That's a photo opportunity, we have these mega container ships coming into Singapore and they use 5, max 6 gantries. 12..... imagine the extra cost....... and the hassle caused trying to remove and supply containers at that rate discharge/loading!


----------



## Geoff Gower (Sep 8, 2011)

*Logistics of feed for 12 gantry's*

I was involved in the early days of containerisation with defining the logistics of working one f the then modern 2200 TEU ships. Needless to say it all relies on the rate of export flows to the port. However this defines the frequency of the ship's schedule as well. Was easier in those days when the UK used only Southampton, but became more complex as Felixstowe came on stream. How they ever fill the current giants mystifies me.


----------



## MikeK (Jul 3, 2007)

Must be an impressive automated ballast system, as the amount of weight coming and going simultaneously must be enormous. Also the strains on the hull for the same reason.

Mike


----------



## Hugh Ferguson (Sep 4, 2006)

I cannt believe the transformation, in what was once a sleepy little port called Port Swettenham-"sweat" being the operative word- to this!
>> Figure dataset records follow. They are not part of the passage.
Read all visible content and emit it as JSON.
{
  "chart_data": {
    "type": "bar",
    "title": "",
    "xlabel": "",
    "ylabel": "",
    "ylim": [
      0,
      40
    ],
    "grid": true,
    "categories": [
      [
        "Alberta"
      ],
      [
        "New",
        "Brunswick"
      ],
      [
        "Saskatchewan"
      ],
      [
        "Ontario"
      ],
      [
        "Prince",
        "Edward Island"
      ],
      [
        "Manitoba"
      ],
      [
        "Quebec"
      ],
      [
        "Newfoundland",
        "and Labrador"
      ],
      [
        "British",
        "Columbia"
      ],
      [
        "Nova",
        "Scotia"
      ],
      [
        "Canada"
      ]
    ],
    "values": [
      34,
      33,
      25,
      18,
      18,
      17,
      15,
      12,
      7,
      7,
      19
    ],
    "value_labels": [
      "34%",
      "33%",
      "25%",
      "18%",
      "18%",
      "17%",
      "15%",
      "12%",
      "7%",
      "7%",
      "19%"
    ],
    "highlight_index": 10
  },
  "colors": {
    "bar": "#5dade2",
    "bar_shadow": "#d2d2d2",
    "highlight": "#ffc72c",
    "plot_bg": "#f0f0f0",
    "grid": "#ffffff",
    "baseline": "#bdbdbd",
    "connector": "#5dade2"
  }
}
In Blue Funnel and Glen we always, outward, had about a thousand tons to disgorge and that was done by a couple of gangs that stayed aboard 'till the job was done: took about 48 hours!

On this occasion c.1950- (about my 5th time there), I was 3rd mate of thw Glenartney and I was on cargo watch at about 10pm and whilst trying to instil a bit of life into what was NOT going on in No.3 upper 'tween deck, one of the gang sank his cargo hook into the top of my left arm (still can just make out the scar).
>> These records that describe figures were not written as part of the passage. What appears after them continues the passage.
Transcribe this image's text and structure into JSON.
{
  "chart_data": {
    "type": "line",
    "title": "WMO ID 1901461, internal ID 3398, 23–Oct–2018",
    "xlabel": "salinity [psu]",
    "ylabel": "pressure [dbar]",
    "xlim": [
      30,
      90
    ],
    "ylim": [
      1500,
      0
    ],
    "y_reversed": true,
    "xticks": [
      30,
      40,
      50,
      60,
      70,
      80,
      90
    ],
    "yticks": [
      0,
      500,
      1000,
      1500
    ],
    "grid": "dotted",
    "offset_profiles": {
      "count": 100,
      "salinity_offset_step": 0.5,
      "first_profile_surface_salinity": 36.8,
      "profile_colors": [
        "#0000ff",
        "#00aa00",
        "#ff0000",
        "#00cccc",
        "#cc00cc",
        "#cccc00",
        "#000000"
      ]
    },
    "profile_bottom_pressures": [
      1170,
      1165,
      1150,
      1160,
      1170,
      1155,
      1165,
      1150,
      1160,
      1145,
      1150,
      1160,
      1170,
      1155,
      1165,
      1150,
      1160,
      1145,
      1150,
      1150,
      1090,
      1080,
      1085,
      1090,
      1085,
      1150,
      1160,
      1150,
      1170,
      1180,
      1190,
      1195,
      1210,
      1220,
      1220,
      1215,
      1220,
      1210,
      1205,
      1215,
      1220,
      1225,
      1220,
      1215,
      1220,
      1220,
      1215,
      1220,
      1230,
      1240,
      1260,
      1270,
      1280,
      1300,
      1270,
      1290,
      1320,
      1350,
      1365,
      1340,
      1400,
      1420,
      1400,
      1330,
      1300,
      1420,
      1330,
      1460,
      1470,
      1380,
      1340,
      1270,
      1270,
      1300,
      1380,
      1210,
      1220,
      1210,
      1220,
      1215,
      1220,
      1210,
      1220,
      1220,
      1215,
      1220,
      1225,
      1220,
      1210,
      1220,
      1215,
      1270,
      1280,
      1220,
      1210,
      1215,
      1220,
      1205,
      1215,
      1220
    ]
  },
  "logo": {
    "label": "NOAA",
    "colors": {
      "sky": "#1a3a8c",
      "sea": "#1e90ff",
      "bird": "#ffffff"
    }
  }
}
I took exception to that and, not wanting to indulge in fisticuffs , grabbed his other arm and swung him around until the poor bugger lost his balance and fell over. This disgraceful scene was witnessed by Captain Tyller who happened to be leaning over the rail of his deck overlooking No.3.

Times have changed, no doubt about that but at such a pace- good God that was only 65 years ago!!!


----------